Microelectromechanical Systems (MEMS)
for Sensing Heading and Acceleration
Prof. David Bernstein
James Madison University
Computer Science Department
bernstdh@jmu.edu
Microelectromechanical Systems (MEMS)
Defined:
Microscopic electro-mechanical devices with
moving parts
Typical Components:
A microprocessor
One or more microsensors
Size:
Components are typically between 1 and 100 micrometers
(i.e., 0.001 and 0.1 mm)
Devices are typically between 0.02 and 1.0 mm
Measuring the Heading
Objective:
Measure the magnetic field (e.g., to determine a heading)
Historical Technology:
A magnetic compass consists of a magnetized needle
that can rotate (e.g., on a pivot, floating in water).
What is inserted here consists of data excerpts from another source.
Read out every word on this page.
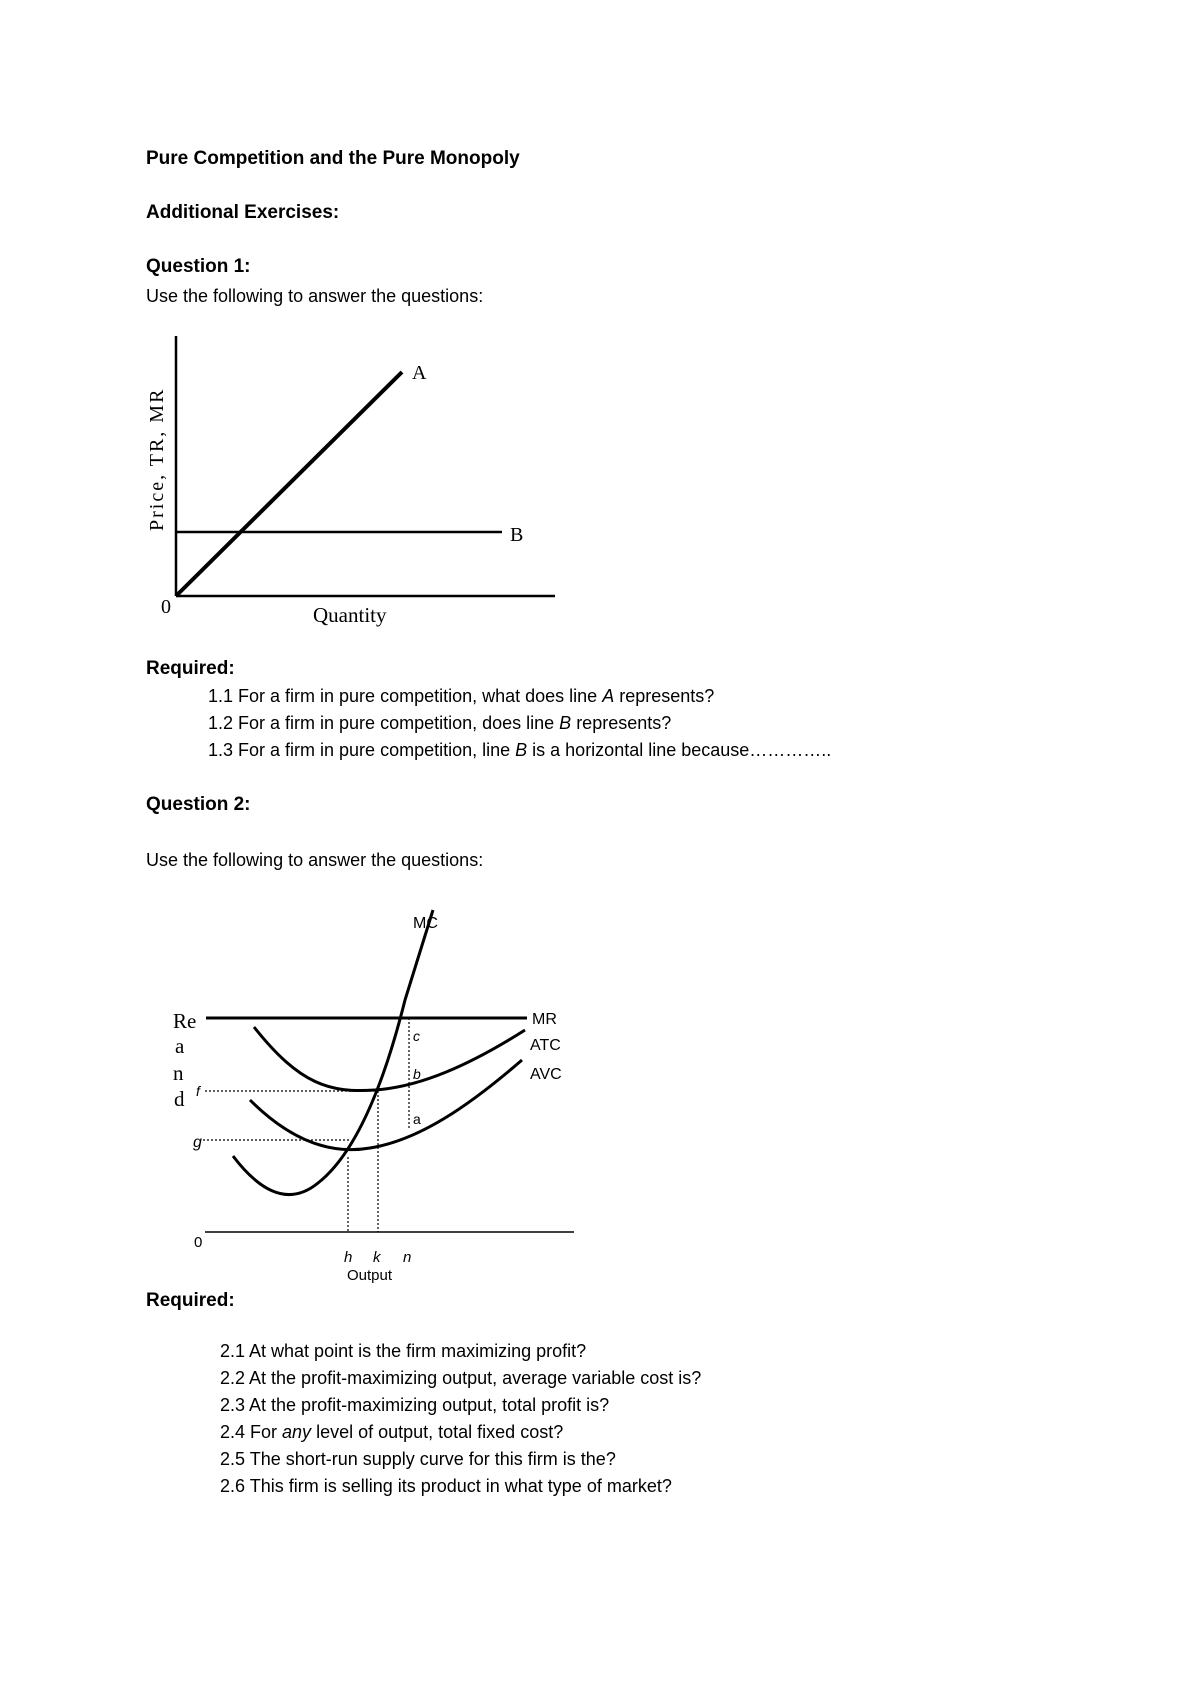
Pure Competition and the Pure Monopoly
Additional Exercises:
Question 1:
Use the following to answer the questions:
A
B
0	Quantity
Price, TR, MR
Required:
1.1 For a firm in pure competition, what does line A represents?
1.2 For a firm in pure competition, does line B represents?
1.3 For a firm in pure competition, line B is a horizontal line because…………..
Question 2:
Use the following to answer the questions:
MC
MR
ATC
AVC
c
b
a
f
g
0
h k n
Output
Re
a
n
d
Required:
2.1 At what point is the firm maximizing profit?
2.2 At the profit-maximizing output, average variable cost is?
2.3 At the profit-maximizing output, total profit is?
2.4 For any level of output, total fixed cost?
2.5 The short-run supply curve for this firm is the?
2.6 This firm is selling its product in what type of market?
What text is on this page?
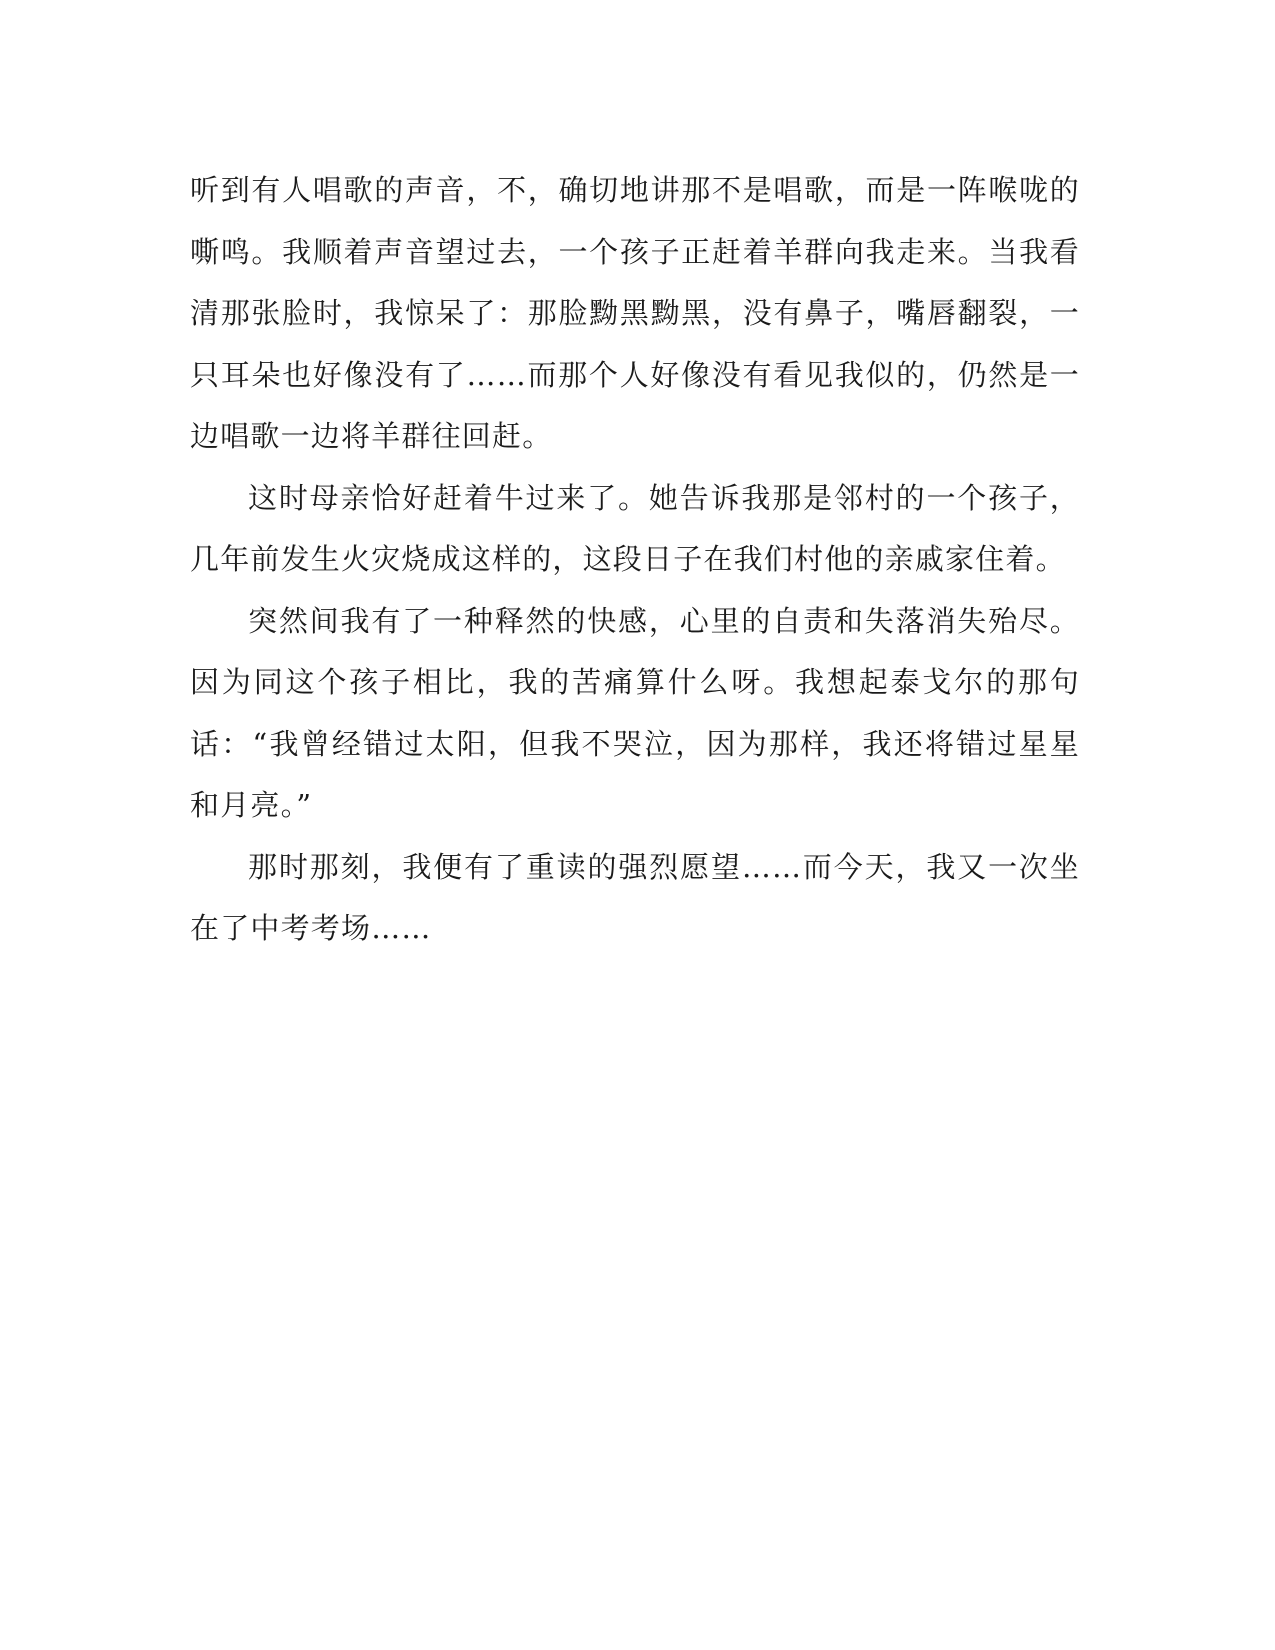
听到有人唱歌的声音，不，确切地讲那不是唱歌，而是一阵喉咙的嘶鸣。我顺着声音望过去，一个孩子正赶着羊群向我走来。当我看清那张脸时，我惊呆了：那脸黝黑黝黑，没有鼻子，嘴唇翻裂，一只耳朵也好像没有了……而那个人好像没有看见我似的，仍然是一边唱歌一边将羊群往回赶。

这时母亲恰好赶着牛过来了。她告诉我那是邻村的一个孩子，几年前发生火灾烧成这样的，这段日子在我们村他的亲戚家住着。

突然间我有了一种释然的快感，心里的自责和失落消失殆尽。因为同这个孩子相比，我的苦痛算什么呀。我想起泰戈尔的那句话：“我曾经错过太阳，但我不哭泣，因为那样，我还将错过星星和月亮。”

那时那刻，我便有了重读的强烈愿望……而今天，我又一次坐在了中考考场……
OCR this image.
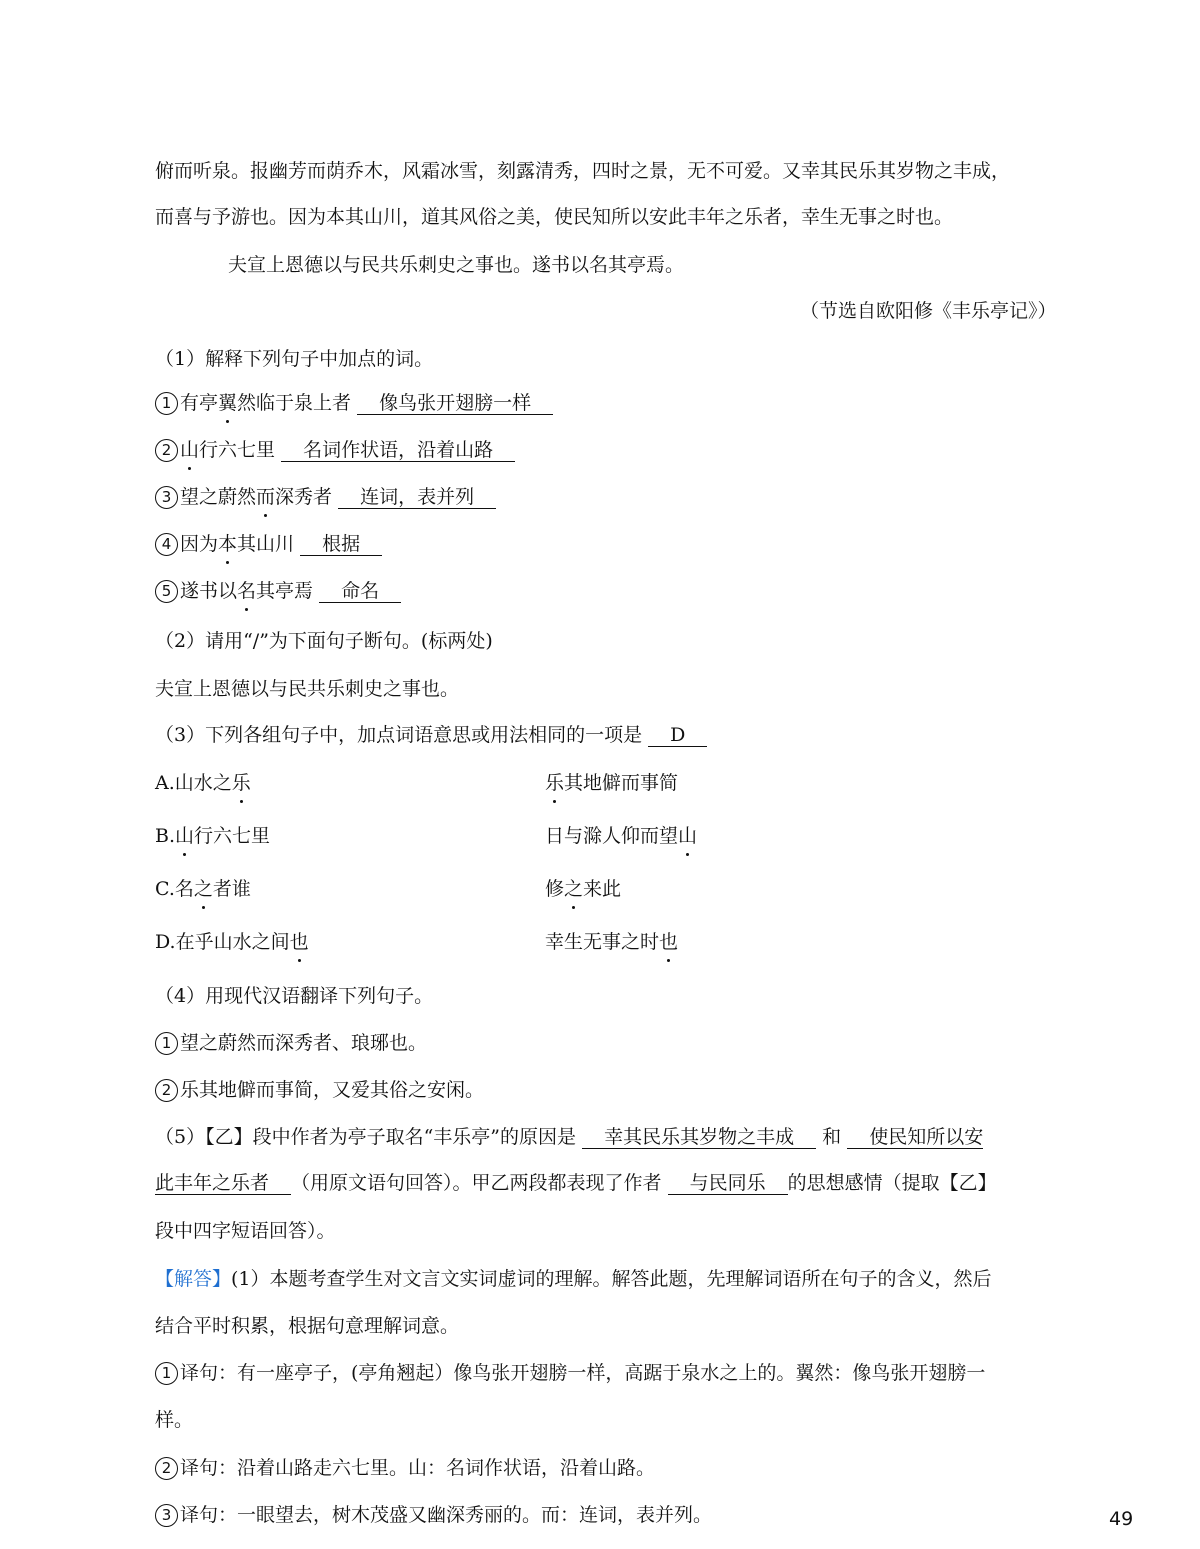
俯而听泉。报幽芳而荫乔木，风霜冰雪，刻露清秀，四时之景，无不可爱。又幸其民乐其岁物之丰成，
而喜与予游也。因为本其山川，道其风俗之美，使民知所以安此丰年之乐者，幸生无事之时也。
夫宣上恩德以与民共乐刺史之事也。遂书以名其亭焉。
（节选自欧阳修《丰乐亭记》）
（1）解释下列句子中加点的词。
1 有亭翼然临于泉上者 像鸟张开翅膀一样
2 山行六七里 名词作状语，沿着山路
3 望之蔚然而深秀者 连词，表并列
4 因为本其山川 根据
5 遂书以名其亭焉 命名
（2）请用“/”为下面句子断句。(标两处)
夫宣上恩德以与民共乐刺史之事也。
（3）下列各组句子中，加点词语意思或用法相同的一项是 D
A.山水之乐	乐其地僻而事简
B.山行六七里	日与滁人仰而望山
C.名之者谁	修之来此
D.在乎山水之间也	幸生无事之时也
（4）用现代汉语翻译下列句子。
1 望之蔚然而深秀者、琅琊也。
2 乐其地僻而事简，又爱其俗之安闲。
（5）【乙】段中作者为亭子取名“丰乐亭”的原因是 幸其民乐其岁物之丰成 和 使民知所以安
此丰年之乐者 （用原文语句回答）。甲乙两段都表现了作者 与民同乐 的思想感情（提取【乙】
段中四字短语回答）。
【解答】(1）本题考查学生对文言文实词虚词的理解。解答此题，先理解词语所在句子的含义，然后
结合平时积累，根据句意理解词意。
1 译句：有一座亭子，(亭角翘起）像鸟张开翅膀一样，高踞于泉水之上的。翼然：像鸟张开翅膀一
样。
2 译句：沿着山路走六七里。山：名词作状语，沿着山路。
3 译句：一眼望去，树木茂盛又幽深秀丽的。而：连词，表并列。	49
It
points north (after settling down) because the Earth's
magnetic fild exerts torque on the needle pulling the
"north" end toward the Earth's magnetic North pole
Other Modern Technology:
A gyrocompass consists of a spinning wheel that is
acted on by friction caused by the rotation of the Earth
and, hence, points toward true North
MEMS Magnetometers
A Common General Approach:
Measure the mechanical motion of a component that
results from the
Lorentz force
acting on a current-carrying
conductor (in the magnetic field)
Specifics:
Measure the movement of the component using an
optical sensor (e.g., a laser or LED)
Measure the strain using piezo-resistors (which
change their electrical resistivity when mechanical strain is
applied)
Measuring Acceleration
Objective:
Measure the proper acceleration (i.e., the
acceleration relative to freefall)
Historical Technology:
When a damped mass on a spring is accelerated the mass
is moved to the point that the spring can push the mass at the
same speed, hence, the compression of the spring measures
the acceleration
MEMS Accelerometers
A Common General Approach:
The mass is on a cantilever beam
The entire structure is in a gas filled
chamber (with the gas causing the damping)
Specifics:
Measure the motion using a piezoelectric material (that
generate an electric charge in response to applied mechanical stress)
Measure the strain using piezo-resistors (which
change their electrical resistivity when mechanical strain is
applied)